Сегодня, при посещении кладбища, Вэл впервые за последний год оказалась так далеко от привычных мест. Иногда она забывает, что за пределами фермы существует другой мир – большой, красочный и шумный. Благодаря папе ранчо стало их жизнью. Неплохой жизнью, и всё же…
И всё же.
Теперь, после его смерти, это больше не их жизнь. Только ее. Какие эмоции вызывает данное соображение? Призрак решимости, которую Вэл ощутила на тридцатый день рождения, проплывает мимо нее. Она планировала сбежать, однако у отца случился инсульт. Никаких докторов. Только дочь. И она осталась. И до сих пор находится здесь. Часть души, настроенной покинуть это место, так же мертва, как и папа.
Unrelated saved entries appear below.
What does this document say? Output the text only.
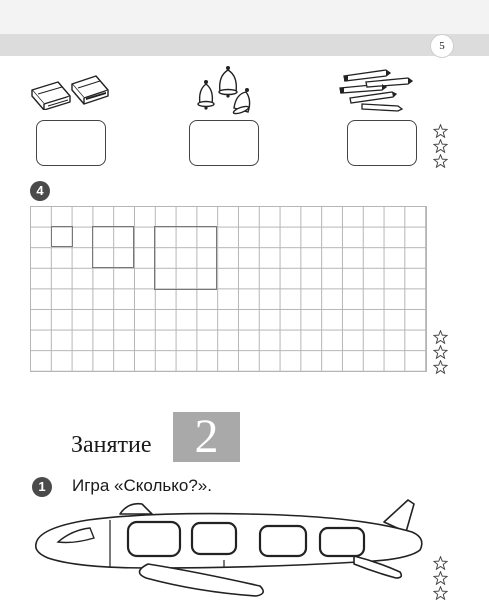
5
4
Занятие 2
1	Игра «Сколько?».
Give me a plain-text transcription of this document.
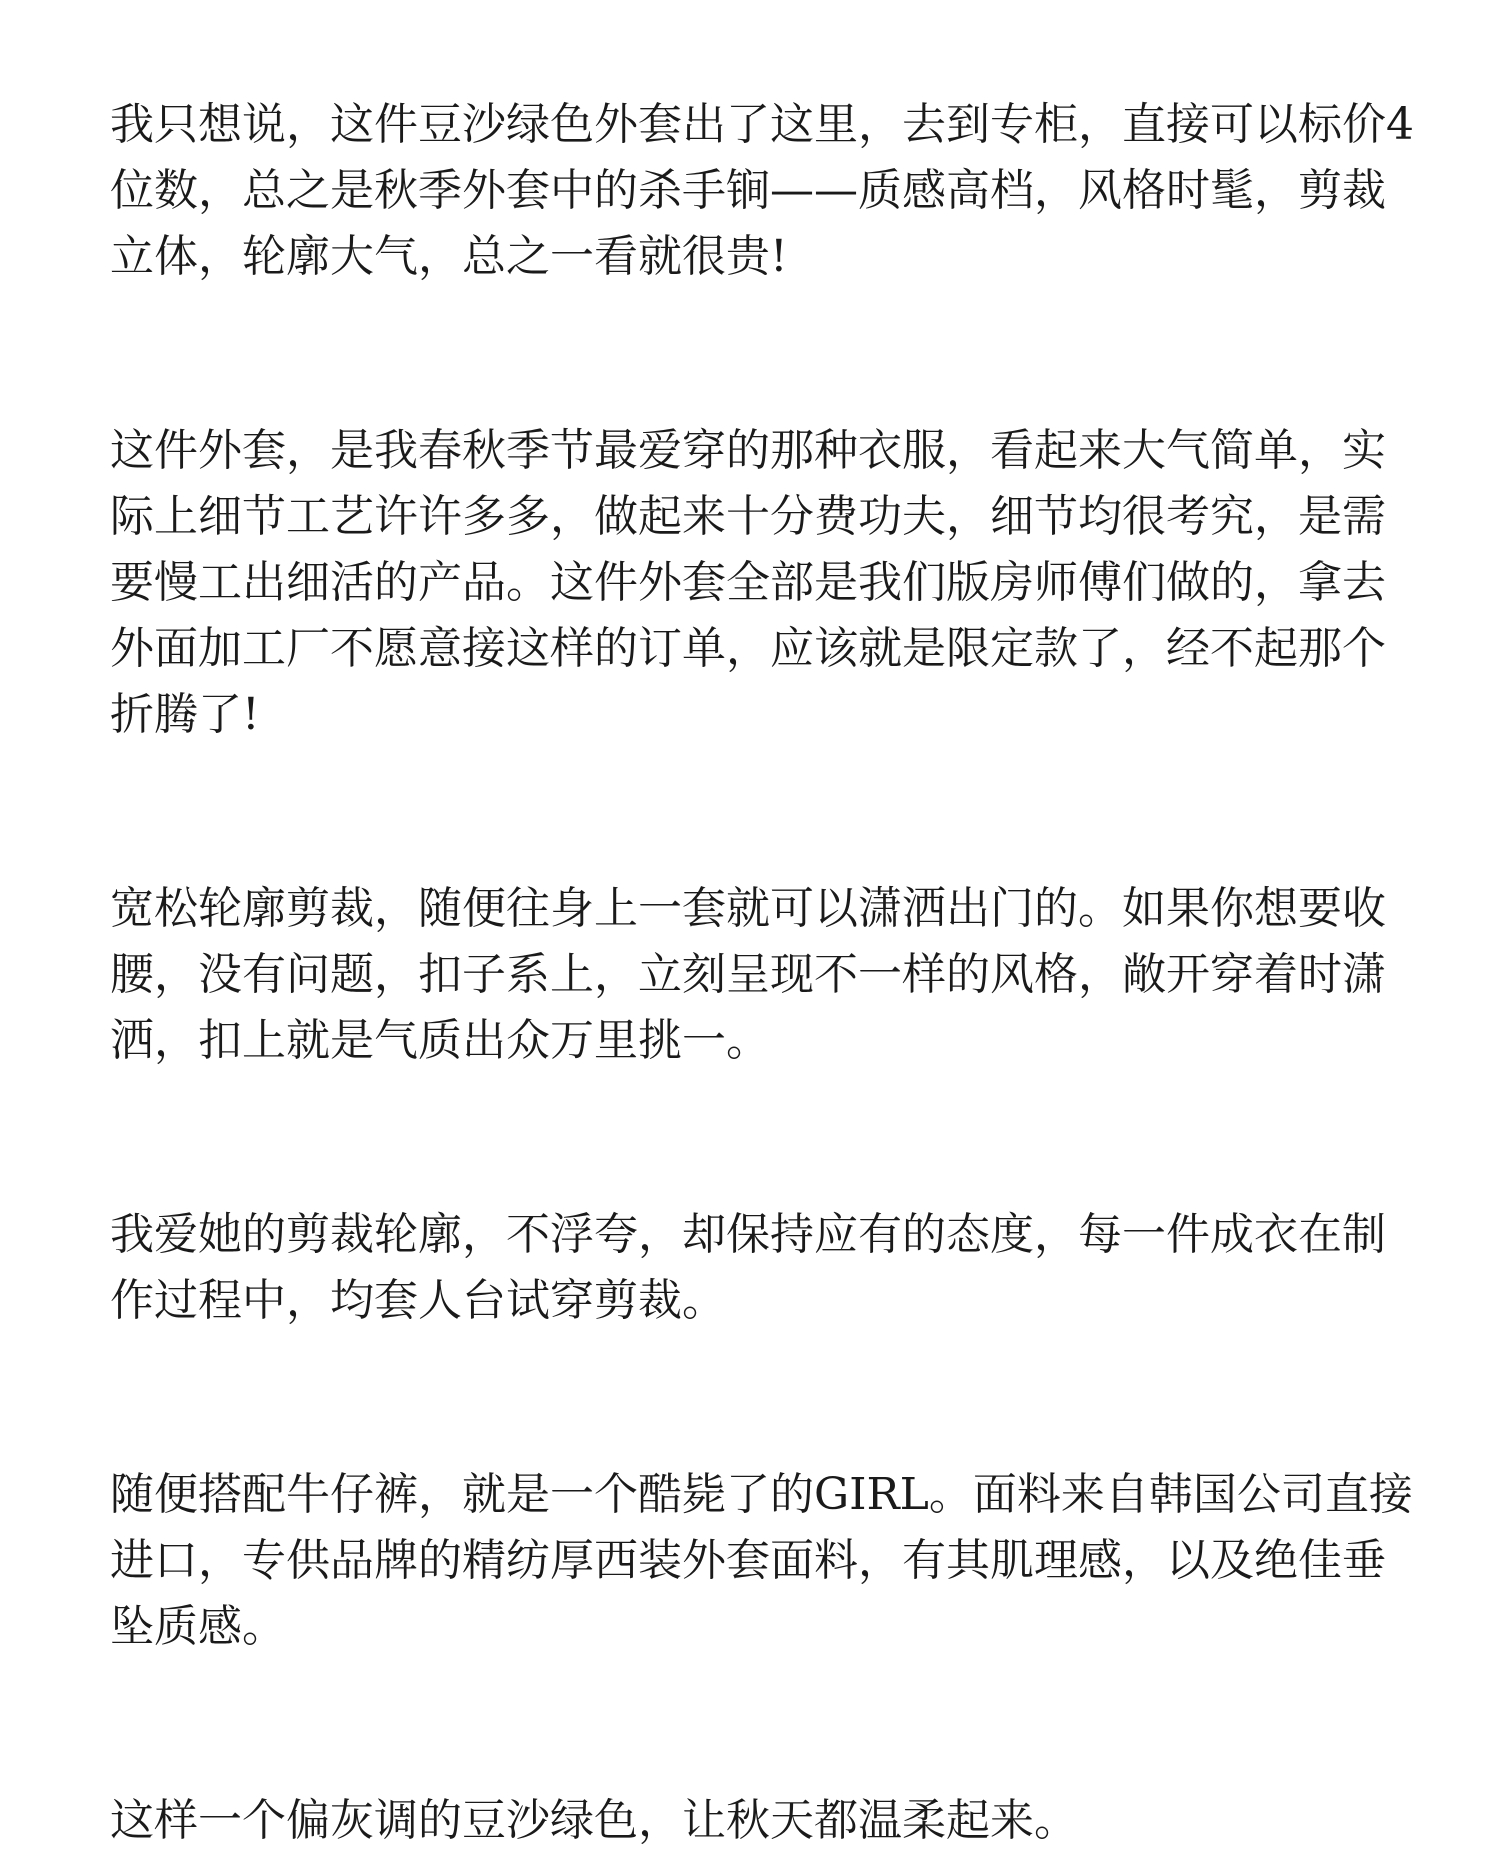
我只想说，这件豆沙绿色外套出了这里，去到专柜，直接可以标价4
位数，总之是秋季外套中的杀手锏——质感高档，风格时髦，剪裁
立体，轮廓大气，总之一看就很贵!
这件外套，是我春秋季节最爱穿的那种衣服，看起来大气简单，实
际上细节工艺许许多多，做起来十分费功夫，细节均很考究，是需
要慢工出细活的产品。这件外套全部是我们版房师傅们做的，拿去
外面加工厂不愿意接这样的订单，应该就是限定款了，经不起那个
折腾了!
宽松轮廓剪裁，随便往身上一套就可以潇洒出门的。如果你想要收
腰，没有问题，扣子系上，立刻呈现不一样的风格，敞开穿着时潇
洒，扣上就是气质出众万里挑一。
我爱她的剪裁轮廓，不浮夸，却保持应有的态度，每一件成衣在制
作过程中，均套人台试穿剪裁。
随便搭配牛仔裤，就是一个酷毙了的GIRL。面料来自韩国公司直接
进口，专供品牌的精纺厚西装外套面料，有其肌理感，以及绝佳垂
坠质感。
这样一个偏灰调的豆沙绿色，让秋天都温柔起来。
– Нам потребуется больше посуды, – Глория меряет взглядом стопку тарелок, которые Вэл выставила на стол.
– Зачем?
На похороны пришла совсем небольшая группка людей: только сама хозяйка фермы с парой детей, которые сумели приехать, плюс трое рабочих, и то лишь потому, что им нравилась Вэл. Они почти не знали отца, так как в последние годы он не мог свободно передвигаться, однако она всё равно оценила поддержку коллег.
Глория вытирает руки, тянется к шкафу, достает еще посуду и отдает Вэл.
– Я выложила приглашение на поминки на своей страничке в соцсети.
Тарелки летят на пол. Она пораженно переводит взгляд со своих пустых ладоней на осколки.
– Что?
Глория деликатно обходит керамические черепки и берет работницу за руку. Их мозоли практически одинаковые. Затем мягко, будто успокаивая разбушевавшегося на пустом месте Шторма, произносит:
– Он теперь покоится с миром. Никто за ним не явится.
И, потрепав ее по щеке, отправляется в кладовку за метлой. Глория, старомодная уроженка Айдахо со здоровым недоверием к правительству, позволяла Вэл садиться за руль с тех пор, как та начала доставать ногами до педалей, и никогда не переживала по поводу прав, налогов и прочих официальных вещей. То же безразличие распространялось и на отца, который работал здесь еще подростком, а затем заявился на ферму десяток лет спустя с восьмилетней дочкой. По всей видимости, Глория приняла их, и глазом не моргнув, а также не стала расспрашивать, ни почему они не могли устроиться на законных основаниях, ни насчет школы для ребенка, ни о причинах их скрытности и нежелания куда-либо уезжать. Вероятно, просто предположила, что сотрудник совершил нечто незаконное, что в ее глазах не обязательно означало неправильное. Когда обожаемый брат Глории умер от СПИДа, она перестала прислушиваться к мнению окружающих о хорошем и плохом, доверяя только собственным суждениям, которые говорили, что отец Вэл – приличный человек.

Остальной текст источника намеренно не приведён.